Tuesday 20th November 2018

    M&A deal activity drop in CYQ3; outlook bright with improving economic indicators

    The drop in mergers and acquisition (M&A) transactions by 54% in the third quarter of the calendar year 2017 has not dented the expectations of experts as they are confident improvement in economic indicators and application of Insolvency and Bankruptcy code would provide sufficient deal opportunities in coming quarters. Amit Khandelwal, Partner and National Leader, Transaction advisory Services of Ernst & Young said, companies adopted a wait and watch policy during the third quarter of 2017 with cumulative disclosed deal value of M&A falling to $6.2 billion from $13.7 billion in the same period last year. However, the volumes increased marginally by 8% to 252 deals against 234 deals in the year ago quarter. Read On ..

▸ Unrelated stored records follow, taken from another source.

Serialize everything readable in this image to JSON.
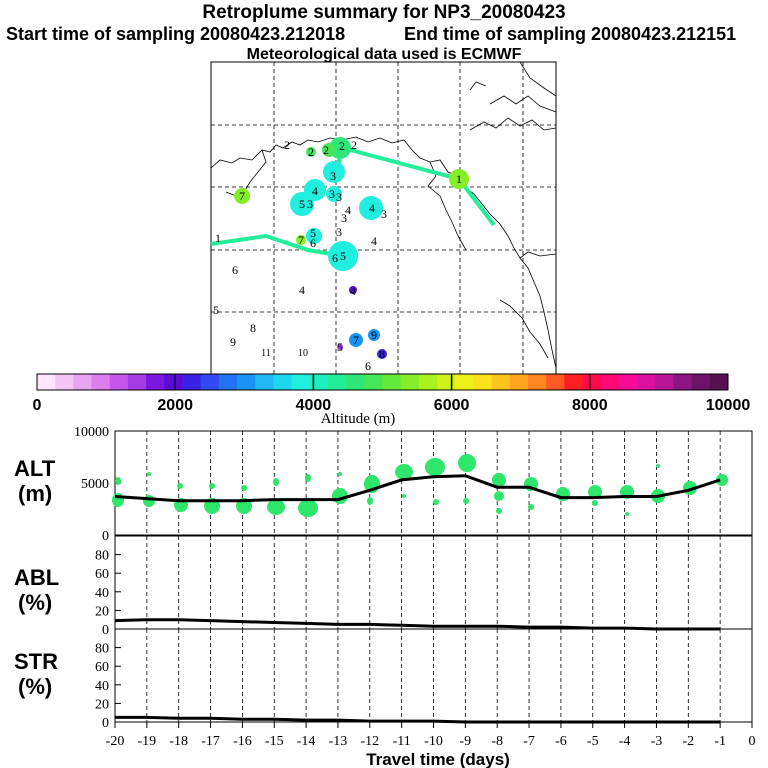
{
  "header": {
    "title": "Retroplume summary for NP3_20080423",
    "start_label": "Start time of sampling 20080423.212018",
    "end_label": "End time of sampling 20080423.212151",
    "met_label": "Meteorological data used is ECMWF"
  },
  "colorbar": {
    "ticks": [
      "0",
      "2000",
      "4000",
      "6000",
      "8000",
      "10000"
    ],
    "label": "Altitude (m)",
    "colors": [
      "#ffe6ff",
      "#f6c6f6",
      "#e9a4f1",
      "#dd7eee",
      "#c555ec",
      "#a33be6",
      "#7a18df",
      "#5a0bd6",
      "#3a22e6",
      "#2f4af2",
      "#2272f4",
      "#1a94f4",
      "#1fb8f2",
      "#1ed6ee",
      "#20eede",
      "#20f0be",
      "#22ee9a",
      "#2ee67a",
      "#46e658",
      "#64ea3a",
      "#86ee28",
      "#a8f21e",
      "#cef21a",
      "#eef01a",
      "#fbe01c",
      "#ffc41c",
      "#ffa61e",
      "#ff8622",
      "#ff5a26",
      "#ff1e22",
      "#ff0a4a",
      "#ff0878",
      "#f60c96",
      "#dc10a0",
      "#b61696",
      "#8e1482",
      "#6c1268",
      "#561050"
    ]
  },
  "map": {
    "labels": [
      {
        "t": "2",
        "x": 287,
        "y": 145
      },
      {
        "t": "2",
        "x": 311,
        "y": 152
      },
      {
        "t": "2",
        "x": 326,
        "y": 150
      },
      {
        "t": "2",
        "x": 342,
        "y": 146
      },
      {
        "t": "2",
        "x": 354,
        "y": 145
      },
      {
        "t": "1",
        "x": 459,
        "y": 179
      },
      {
        "t": "7",
        "x": 242,
        "y": 196
      },
      {
        "t": "3",
        "x": 333,
        "y": 176
      },
      {
        "t": "3",
        "x": 332,
        "y": 194
      },
      {
        "t": "3",
        "x": 339,
        "y": 197
      },
      {
        "t": "4",
        "x": 315,
        "y": 191
      },
      {
        "t": "5",
        "x": 302,
        "y": 204
      },
      {
        "t": "3",
        "x": 310,
        "y": 204
      },
      {
        "t": "4",
        "x": 348,
        "y": 210
      },
      {
        "t": "3",
        "x": 344,
        "y": 218
      },
      {
        "t": "4",
        "x": 372,
        "y": 208
      },
      {
        "t": "3",
        "x": 384,
        "y": 214
      },
      {
        "t": "1",
        "x": 218,
        "y": 238
      },
      {
        "t": "7",
        "x": 301,
        "y": 240
      },
      {
        "t": "5",
        "x": 313,
        "y": 233
      },
      {
        "t": "6",
        "x": 313,
        "y": 243
      },
      {
        "t": "3",
        "x": 339,
        "y": 232
      },
      {
        "t": "4",
        "x": 374,
        "y": 241
      },
      {
        "t": "6",
        "x": 335,
        "y": 258
      },
      {
        "t": "5",
        "x": 343,
        "y": 256
      },
      {
        "t": "6",
        "x": 235,
        "y": 270
      },
      {
        "t": "4",
        "x": 302,
        "y": 290
      },
      {
        "t": "4",
        "x": 353,
        "y": 291
      },
      {
        "t": "5",
        "x": 216,
        "y": 310
      },
      {
        "t": "8",
        "x": 253,
        "y": 328
      },
      {
        "t": "9",
        "x": 233,
        "y": 342
      },
      {
        "t": "9",
        "x": 374,
        "y": 335
      },
      {
        "t": "7",
        "x": 356,
        "y": 340
      },
      {
        "t": "11",
        "x": 266,
        "y": 352
      },
      {
        "t": "10",
        "x": 303,
        "y": 352
      },
      {
        "t": "5",
        "x": 340,
        "y": 347
      },
      {
        "t": "8",
        "x": 382,
        "y": 354
      },
      {
        "t": "6",
        "x": 368,
        "y": 366
      }
    ]
  },
  "panels": {
    "alt": {
      "label1": "ALT",
      "label2": "(m)",
      "ticks": [
        "10000",
        "5000",
        "0"
      ]
    },
    "abl": {
      "label1": "ABL",
      "label2": "(%)",
      "ticks": [
        "80",
        "60",
        "40",
        "20",
        "0"
      ]
    },
    "str": {
      "label1": "STR",
      "label2": "(%)",
      "ticks": [
        "80",
        "60",
        "40",
        "20",
        "0"
      ]
    }
  },
  "xaxis": {
    "title": "Travel time (days)",
    "ticks": [
      "-20",
      "-19",
      "-18",
      "-17",
      "-16",
      "-15",
      "-14",
      "-13",
      "-12",
      "-11",
      "-10",
      "-9",
      "-8",
      "-7",
      "-6",
      "-5",
      "-4",
      "-3",
      "-2",
      "-1",
      "0"
    ]
  },
  "chart_data": [
    {
      "type": "line",
      "title": "ALT",
      "xlabel": "Travel time (days)",
      "ylabel": "ALT (m)",
      "xlim": [
        -20,
        0
      ],
      "ylim": [
        0,
        10000
      ],
      "x": [
        -20,
        -19,
        -18,
        -17,
        -16,
        -15,
        -14,
        -13,
        -12,
        -11,
        -10,
        -9,
        -8,
        -7,
        -6,
        -5,
        -4,
        -3,
        -2,
        -1
      ],
      "series": [
        {
          "name": "mean altitude",
          "values": [
            3700,
            3500,
            3300,
            3300,
            3300,
            3400,
            3400,
            3400,
            4300,
            5300,
            5600,
            5700,
            4600,
            4600,
            3600,
            3600,
            3700,
            3700,
            4300,
            5300
          ]
        }
      ]
    },
    {
      "type": "line",
      "title": "ABL",
      "xlabel": "Travel time (days)",
      "ylabel": "ABL (%)",
      "xlim": [
        -20,
        0
      ],
      "ylim": [
        0,
        100
      ],
      "x": [
        -20,
        -19,
        -18,
        -17,
        -16,
        -15,
        -14,
        -13,
        -12,
        -11,
        -10,
        -9,
        -8,
        -7,
        -6,
        -5,
        -4,
        -3,
        -2,
        -1
      ],
      "series": [
        {
          "name": "ABL fraction",
          "values": [
            9,
            10,
            10,
            9,
            8,
            7,
            6,
            5,
            5,
            4,
            3,
            3,
            3,
            2,
            2,
            1,
            1,
            0,
            0,
            0
          ]
        }
      ]
    },
    {
      "type": "line",
      "title": "STR",
      "xlabel": "Travel time (days)",
      "ylabel": "STR (%)",
      "xlim": [
        -20,
        0
      ],
      "ylim": [
        0,
        100
      ],
      "x": [
        -20,
        -19,
        -18,
        -17,
        -16,
        -15,
        -14,
        -13,
        -12,
        -11,
        -10,
        -9,
        -8,
        -7,
        -6,
        -5,
        -4,
        -3,
        -2,
        -1
      ],
      "series": [
        {
          "name": "STR fraction",
          "values": [
            5,
            5,
            4,
            4,
            3,
            3,
            2,
            2,
            1,
            1,
            1,
            0,
            0,
            0,
            0,
            0,
            0,
            0,
            0,
            0
          ]
        }
      ]
    }
  ]
}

    He believes, after the slowdown in growth rates in the first two quarters of 2017, some of the high frequency economic indicators have started to show signs of revival. The data released in September shows a rise in exports and industrial output and stability in manufacturing PMI (Purchasing Managers' Index). “The market witnessed healthy activity in smaller value deals. Consequently, third quarter witnessed a fair increase in deal volume while deal value reduced compared with the same period last year,” Khandelwal said.

    In value terms, domestic deals made up for $5.2 billion with Dilip Buildcon’s road assets taken over by Shrem Infraventure for $250 million and Wilmar Sugar buying additional stakes of Shree Renuka Sugars for $126.5 million leading the inbound space. Top among outbound deals was Apeldoorn Flexible Packaging acquiring JPF Netherlands BV for $94 million.

    The local M&A landscape was largely characterized by small-sized deals essentially aimed to expand market share. Most of these deals were witnessed in retail and consumer products, professional services, technology and media and entertainment sectors. Online players were popular targets across these deals, reflecting the companies thrust for digital transformation.

    The cross-border deals too remained quiet for the third quarter with the total disclosed deal value recording a decline of 80.5% year-on-year, primarily led by lesser big-ticket inbound investments. From a sector perspective, technology led the activity, both in terms of value and volume with 33 deals totalling to $3.8 billion, followed by financial services, recording 32 deals with a disclosed value of $291 million.

    January-September (YTD) Performance

    Conversely, the year-to-date (January-September 2017) deal size activity presents a healthy scenario and is expected to continue the positive momentum. The January-September M&A deal value reached a record high at $33 billion compared to $27 billion in the corresponding period last year primarily led by domestic transactions, according to data from Grant Thornton India.

    Prashant Mehra, Partner at Grant Thornton India LLP said, "The activity was driven by higher consolidation witnessed in the domestic segment as home-grown companies chose the inorganic route to generate growth with around 190 deals worth $28 billion."

    During this period, the cross-border deal activity witnessed a declining trend both in terms of deal values and volumes. Total cross border transactions fell by more than 50% to $5.2 billion over the same period last year.

    January-September period recorded four deals in the billion dollar club and 58 deals valued at and above $100 million, together contributing around 84 per cent of the total deal values.

    "Attracted by the long-term potential in the country due to improving economic conditions, companies are increasingly exploiting opportunities in the emerging Indian market, particularly those in the telecom and e-commerce sectors," Mehra said.

    BDO Consulting in a report said, throughout 2017, India has continued to be a healthy deal-making market and is expected to keep growing in the coming years. "While the number of deals has largely remained the same, the ticket sizes of deals as well as number of exits are increasingly reaffirming investor confidence in India," the report added.

    "Application of Insolvency and Bankruptcy Code is likely to increase the number of transactions going forward into the next quarter and fiscal year," the report added.